The Royal Central School of Speech and Drama announces its results in the recent Research Excellence Framework (REF), which were this week released to Higher Education Institutions across the UK. Central is delighted to announce that its overall profile, In terms of its percentage of world-leading (4*) research, is the highest of all the assessed drama and music conservatoires in England, Wales, Scotland and Northern Ireland.

154 UK universities took part in the REF across all subjects, making 1,911 submissions for: 52,077 academic staff, 191,232 research outputs and 6,975 impact case studies. 36 expert sub-panels reviewed the submissions, overseen by four main panels. 

Central’s research was submitted to subpanel 35 for Music, Drama, Dance and Performing Arts and was scored for Environment, Impact, and Output (see definitions below) which were then calibrated to comprise the overall profile (for which Central fell within the top 10 when all institutions researching Drama subjects nationally were accounted for).  Central scored particularly well in terms of its impact, with 86.7% classed as 4*, the designation for research that is “world leading”.  (The subject area average for impact was 38.8 %.)

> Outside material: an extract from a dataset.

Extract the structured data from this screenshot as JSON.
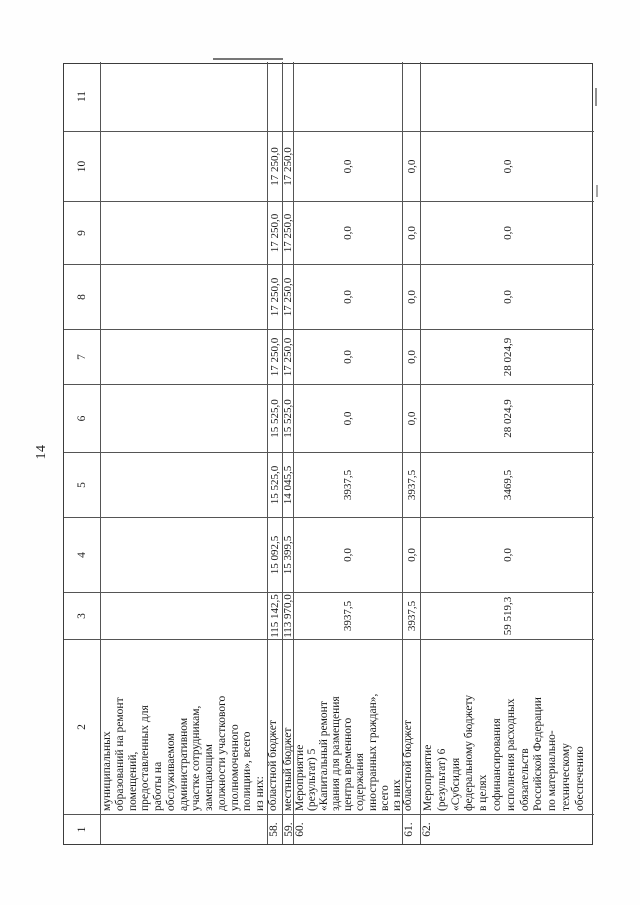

Of the results, Professor Gavin Henderson CBE, Principal of Central, said:

“We are very pleased that the quality of research at Central has been recognised so highly in the results of the REF just announced. This assessment across the whole Higher Education sector in the UK is a penetrating peer group exercise. Recognition of the impact of our research in many aspects of the theatrical arts and creative industries is particularly heartening. Central’s research culture was established only a decade ago, by Professor Simon Shepherd, as the School joined the federation of the University of London. For the last five years, he has been joined by Professor Robin Nelson as our Director of Research. I wish to congratulate them both, and all the staff whose research was entered for this exercise, in taking Central to the pinnacle of the sector as a world leading centre for research in the dramatic arts.”

As a part of the REF, Central submitted for assessment the Output of more than 20 of its researchers, double the number submitted in the 2008 Research Assessment Exercise.  Three impact case studies were put forward for review based on the research of three members of its senior academic staff: Professor Ross Brown, Dr Catherine McNamara and Amanda Stuart Fisher. Always historically close to real-world theatre industries and practitioners, Central has built on these relationships to develop a culture that emphasises impact.  Between them, the case studies show how this impact approach was developed and put into practice.

Founded by Elsie Fogerty as The Central School of Speech Training and Dramatic Art in 1906, Central’s history is rooted in the social importance of education, teacher training, and the advancement of the study of theatre as an academic discipline. In 2005, the School was granted degree awarding powers by the Privy Council and named the Higher Education Funding Council for England’s designated Centre for Excellence in Training for Theatre. 2005 also marked the School’s transition to a College of the University of London, thus embedding it within an internationally recognised community of research excellence.

As a researching specialist college, Central has sought both to change the practices of the theatre industries and to develop the use of theatre techniques in ways that benefit wider communities. It has drawn on its historical legacy to model a range of relationships between industry and higher education and has aimed to develop within the professional theatre community a new respect for higher education and especially research. It has enabled new communities, within the UK and beyond, to benefit from theatre work and has strived to build a bridge between the Academy and the creative industries.

Further information about the outcome of the REF and its impact on future funding allocations will be released in early 2015.